Configuring Service Checks

Scap can perform service checks during a deployment in order to detect any problems that might be caused by the new code (or configuration) and alert the deployer early in the process and offering the option to roll back to the previously deployed version.

Additionally, you can run any arbitrary command using checks which can thus be used as a hook system in the process flow.

The environment in which a check executes has the following environment variables defined:

  • $SCAP_FINAL_PATH - A symbolic link created during the promote stage that points to the deployed code, constructed from the configured git_deploy_dir and the repo name, e.g. /srv/deployment/repo/name. Note that this link will point to the previously deployed rev for checks that run prior to promote.

  • $SCAP_REV_PATH - Path to the revision of the code being deployed, e.g. /srv/deployment/repo/name-cache/revs/abc123. This is the most reliable value for scripts that need to operate on the revision being deployed regardless of its current state.

  • $SCAP_REVS_DIR - Directory that contains all deployed revisions, e.g. /srv/deployment/repo/name-cache/revs.

  • $SCAP_CURRENT_REV_DIR - A symbolic link created during the promote stage that points to the deployed code. Note this is an internal convention that scap uses to track the state of deployment and should only be used by scripts that need to mimic its internal logic. For a less esoteric alternative, use $SCAP_FINAL_PATH.

  • $SCAP_DONE_REV_DIR - A symbolic link created during the finalize stage that points to the deployed code. Note this is an internal convention that scap uses to track the state of deployment and should only be used by scripts that need to mimic its internal logic.

See also

  • scap deploy-log - monitor output from scap deployment target (s)

NRPE Checks

The nrpe check type is a simple wrapper around existing Icinga/NRPE checks so that your deployments can utilize monitoring infrastructure that is already in place with minimal effort.

By default, the check commands are loaded and registered from definitions in /etc/nagios/nrpe.d. You must reference these checks in your checks.yaml in order to tell scap which checks are relevant to the service you are deploying.

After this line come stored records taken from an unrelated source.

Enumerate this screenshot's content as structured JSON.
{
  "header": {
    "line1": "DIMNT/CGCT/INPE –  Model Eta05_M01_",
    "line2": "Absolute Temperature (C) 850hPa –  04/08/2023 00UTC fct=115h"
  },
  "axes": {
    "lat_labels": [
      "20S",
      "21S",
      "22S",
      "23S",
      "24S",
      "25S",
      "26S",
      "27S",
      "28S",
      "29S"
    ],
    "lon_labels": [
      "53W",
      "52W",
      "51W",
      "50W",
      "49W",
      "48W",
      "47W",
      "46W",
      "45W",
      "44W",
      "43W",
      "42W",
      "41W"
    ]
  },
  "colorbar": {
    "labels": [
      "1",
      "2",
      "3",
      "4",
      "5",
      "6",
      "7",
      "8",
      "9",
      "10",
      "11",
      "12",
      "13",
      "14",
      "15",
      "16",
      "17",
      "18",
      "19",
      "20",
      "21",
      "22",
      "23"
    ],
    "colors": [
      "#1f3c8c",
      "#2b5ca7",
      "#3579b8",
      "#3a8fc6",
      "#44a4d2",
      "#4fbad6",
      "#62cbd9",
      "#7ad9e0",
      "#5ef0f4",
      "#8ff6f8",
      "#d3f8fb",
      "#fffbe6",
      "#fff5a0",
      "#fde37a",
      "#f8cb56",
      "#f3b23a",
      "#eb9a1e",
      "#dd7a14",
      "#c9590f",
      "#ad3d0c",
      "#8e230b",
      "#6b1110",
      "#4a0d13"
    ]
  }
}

The directory /etc/nagios/nrpe.d/ should contain config files (generated by puppet) which specify the specific commands needed to run various nagios check plugins. For example, the directory should look something like this:


├── check_cassandra.cfg
├── check_check_dhclient.cfg
├── check_check_eth.cfg
├── check_check_salt_minion.cfg
├── check_disk_space.cfg
├── check_dpkg.cfg
├── check_endpoints_restbase.cfg
├── check_puppet_checkpuppetrun.cfg
├── check_raid.cfg
└── check_root_disk_space.cfg

NRPE checks can be referenced in checks.yaml using type: nrpe and command: {check_name}. The value of {check_name} must match the name of a file in /etc/nagios/nrpe.d, but omitting the file extension.

Example checks.yml:

    type: nrpe
    command: check_service_endpoints
    after: promote
    timeout: 60 # default is 30 seconds

Script Checks

The script check type allows users to run scripts before or after any check stages of a deployment. This was in the past achieved through use of the command check; however, this provides an easier means by which to execute scripts that may change between revisions of a repository.

Script checks will only run executable files in the scap/scripts directory.

Script checks can be referenced in checks.yaml using type: script and command: [basename_of_executable_file]. The value of [basename_of_executable_file] will be executed by the ssh_user.

In the example below, scap expects that in the repo being deployed there exists a scap/scripts/ file that is executable by the ssh_user.

Example checks.yml:

    type: script
    after: promote

Command Checks

The command check type allows users to define shell commands to run before or after each stage of deployment.

Command checks can be referenced in checks.yaml using type: command and command: {shell_command}. The value of {shell_command} will be executed by the ssh_user before or after the stage specified by stage:.

Example checks.yml:

    type: command
    after: promote
    command: curl -Ss localhost:1134

Check stages

  1. handle_service - a service is restarted, reloaded or disabled (restarted by default)

  2. config_deploy - templated configuration files are rendered

  3. config_diff - compare each file to the deployed version, called during scap deploy --dry-run.

  4. fetch - target repository has been checked-out

  5. finalize - final deployment cleanup

  6. promote - make the new deployment active

  7. rollback - target is rolled back to the last deployed revision

Not all of these stages are run for every deployment. The basic stages that you might want to write checks for are fetch and promote.

The checks may be executed at any stage of the deployment, either before running the stage or after it. The execution time is specified in the checks.yaml configuration file using the before or after option followed by one of the stage names above.

Checks with before are executed before the stage starts (for example before: promote). A failure of those checks will prevent the associated stage from running.

Checks with after (or the deprecated stage) are run after the stage runs. A failure of those checks will cause the stage to be failling.